Es gibt therapeutische und beraterische Situationen, in denen man analog zu Wolfdieter Schnurre sagen könnte:
Eine gute therapeutische Intervention versucht, einem Handlungsimpuls aufseiten des Klienten möglichst nahe zu kommen, ohne ihn direkt zu suggerieren oder gar anzuordnen. Ginge man weiter, hätte man das Ziel verfehlt: die Eigenständigkeit des Klienten.*
Ich erinnere mich an zwei Aussagen von Milton Erickson, die sinngemäß lauten:
Die Therapie soll aufs Leben fokussiert sein und nicht das Leben auf die Therapie.
Und:
Dass jemand in Therapie geht, ist das Problem; dass man ihn so schnell wie möglich aus der Therapie herausbekommt, ist die Lösung. 5
Unter Berücksichtigung der in Fußnote 5 genannten Einschränkung könnte man sagen:
Das Potenzproblem des Aphoristikers: Je kürzer, desto besser.
(Hanns-Hermann Kersten)
Das Potenzproblem des Kurztherapeuten: Je kürzer, desto effizienter.*
Von der Länge der Kürze
Es gibt eine Anekdote, in der ein amerikanischer Präsident gefragt wird, wie lange er benötige, um eine einstündige Rede vorzubereiten. Die Antwort war: fünf Minuten. Der erstaunte Frager will dann wissen, wie lange es dann dauert, um eine fünfminütige Rede vorzubereiten. Die Antwort auf diese Frage: mehr als eine Stunde.

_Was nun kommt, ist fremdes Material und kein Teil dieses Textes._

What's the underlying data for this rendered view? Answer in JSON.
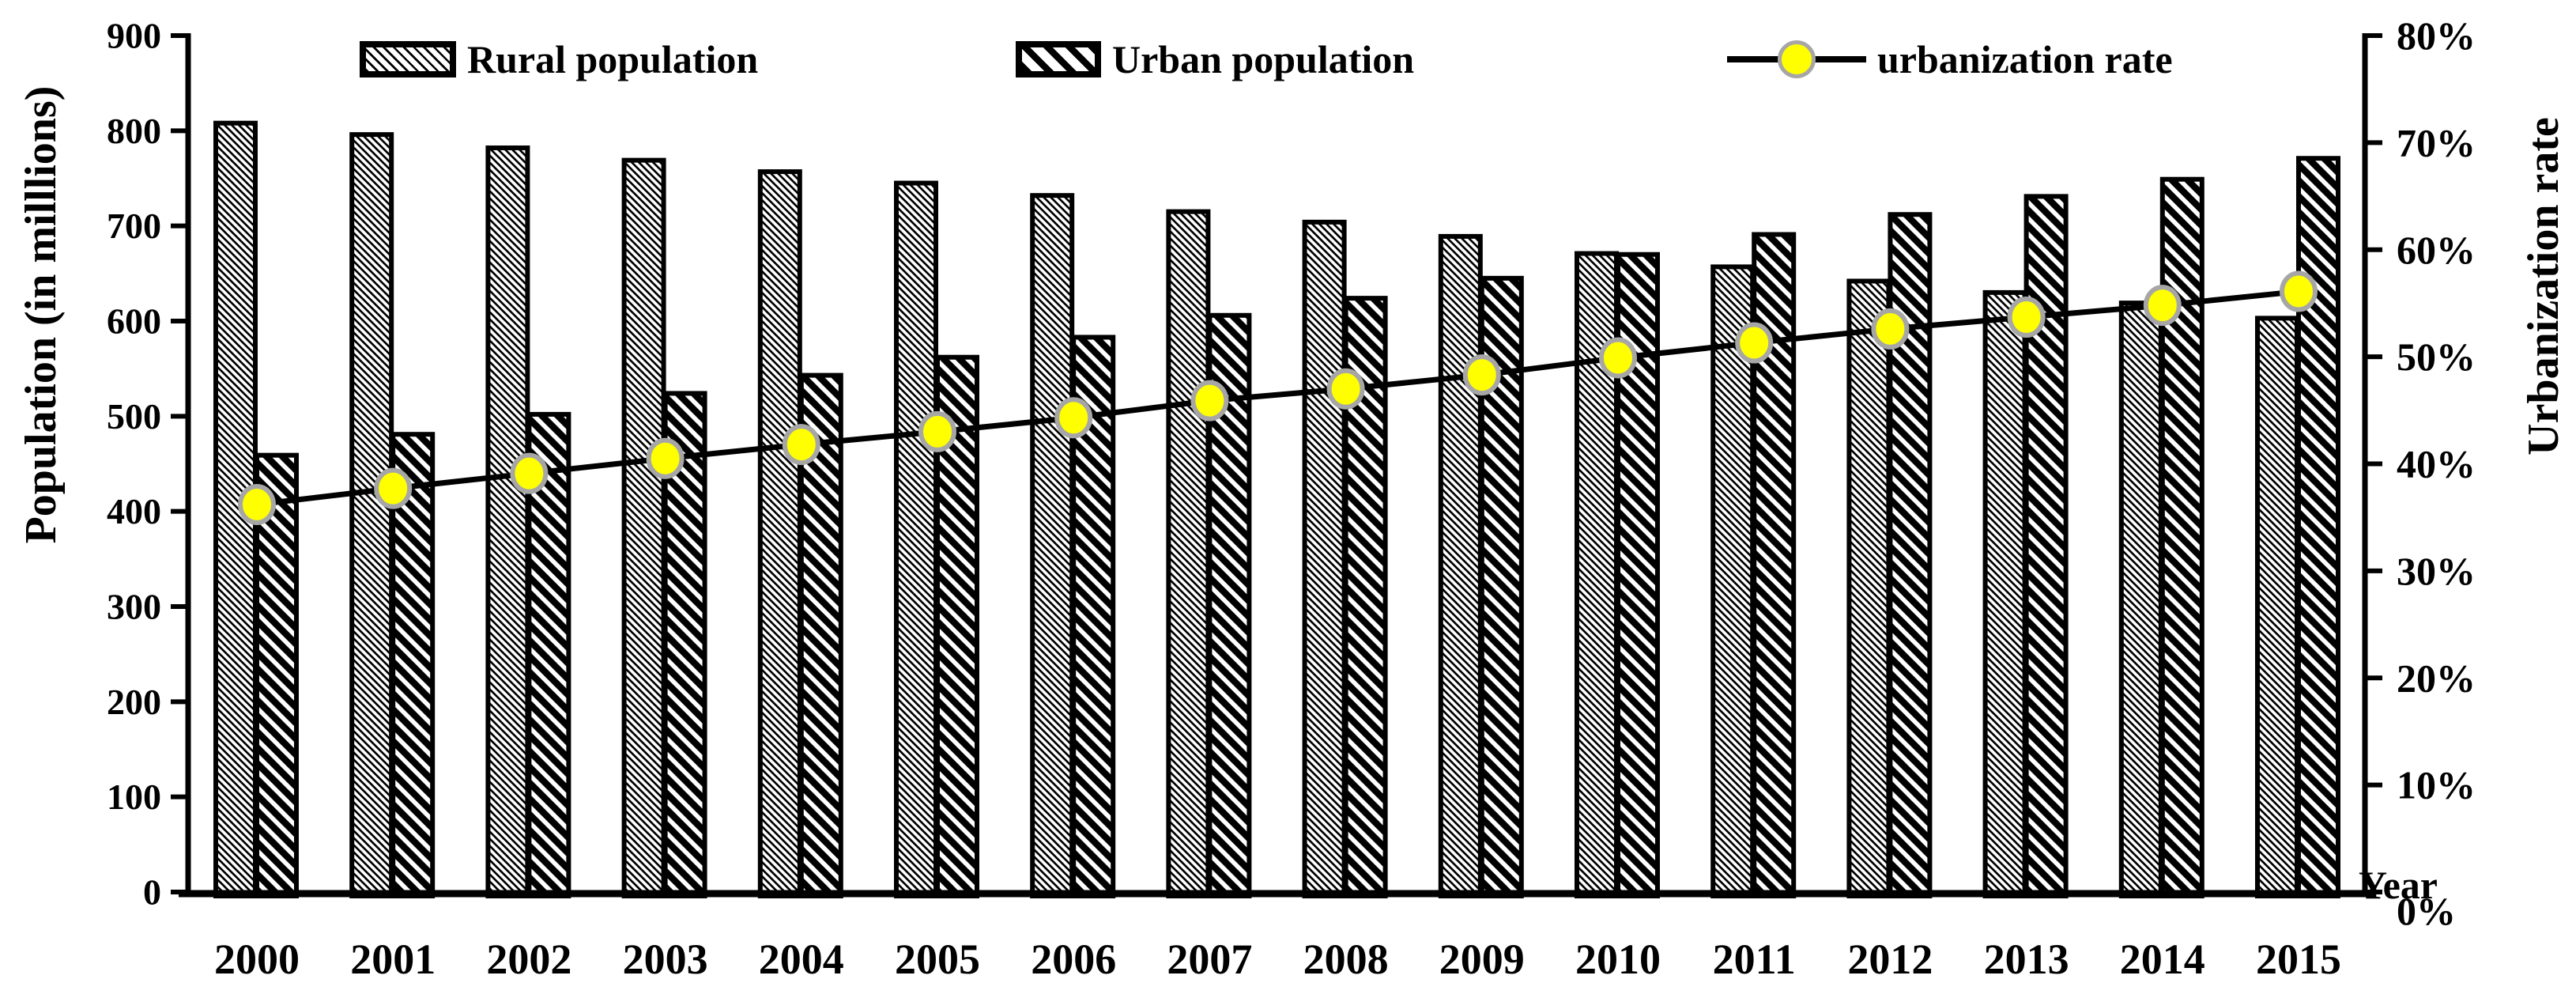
{
  "chart_data": {
    "type": "bar",
    "subtype": "grouped-bars-with-line-overlay",
    "categories": [
      "2000",
      "2001",
      "2002",
      "2003",
      "2004",
      "2005",
      "2006",
      "2007",
      "2008",
      "2009",
      "2010",
      "2011",
      "2012",
      "2013",
      "2014",
      "2015"
    ],
    "series": [
      {
        "name": "Rural population",
        "type": "bar",
        "axis": "left",
        "values": [
          808,
          796,
          782,
          769,
          757,
          745,
          732,
          715,
          704,
          689,
          671,
          657,
          642,
          630,
          619,
          603
        ]
      },
      {
        "name": "Urban population",
        "type": "bar",
        "axis": "left",
        "values": [
          459,
          481,
          502,
          524,
          543,
          562,
          583,
          606,
          624,
          645,
          670,
          691,
          712,
          731,
          749,
          771
        ]
      },
      {
        "name": "urbanization rate",
        "type": "line",
        "axis": "right",
        "values": [
          36.2,
          37.7,
          39.1,
          40.5,
          41.8,
          43.0,
          44.3,
          45.9,
          47.0,
          48.3,
          49.9,
          51.3,
          52.6,
          53.7,
          54.8,
          56.1
        ]
      }
    ],
    "left_axis": {
      "title": "Population (in milllions)",
      "min": 0,
      "max": 900,
      "step": 100,
      "tick_labels": [
        "900",
        "800",
        "700",
        "600",
        "500",
        "400",
        "300",
        "200",
        "100",
        "0"
      ]
    },
    "right_axis": {
      "title": "Urbanization rate",
      "min": 0,
      "max": 80,
      "step": 10,
      "tick_labels": [
        "80%",
        "70%",
        "60%",
        "50%",
        "40%",
        "30%",
        "20%",
        "10%",
        "0%"
      ]
    },
    "x_axis": {
      "title": "Year"
    },
    "legend_position": "top",
    "grid": "off",
    "styles": {
      "background": "#FFFFFF",
      "bar_outline": "#000000",
      "line_color": "#000000",
      "marker_fill": "#FFFF00",
      "marker_stroke": "#A6A6A6",
      "text_color": "#000000"
    }
  }
}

Dem französischen Mathematiker und Philosophen Blaise Pascal wird der Satz zugeschrieben:
Ich schreibe Dir einen langen Brief, für einen kurzen habe ich keine Zeit. 6
Klaus D. Koch steuert gleich zwei Aphorismen zu diesem Thema bei:
Natürlich ist das Schreiben von Aphorismen ein Zeitproblem. Hätte man mehr Zeit, wären sie kürzer.
Ein Aphoristiker kann sich kürzer fassen als andere und nimmt sich sehr viel Zeit dafür.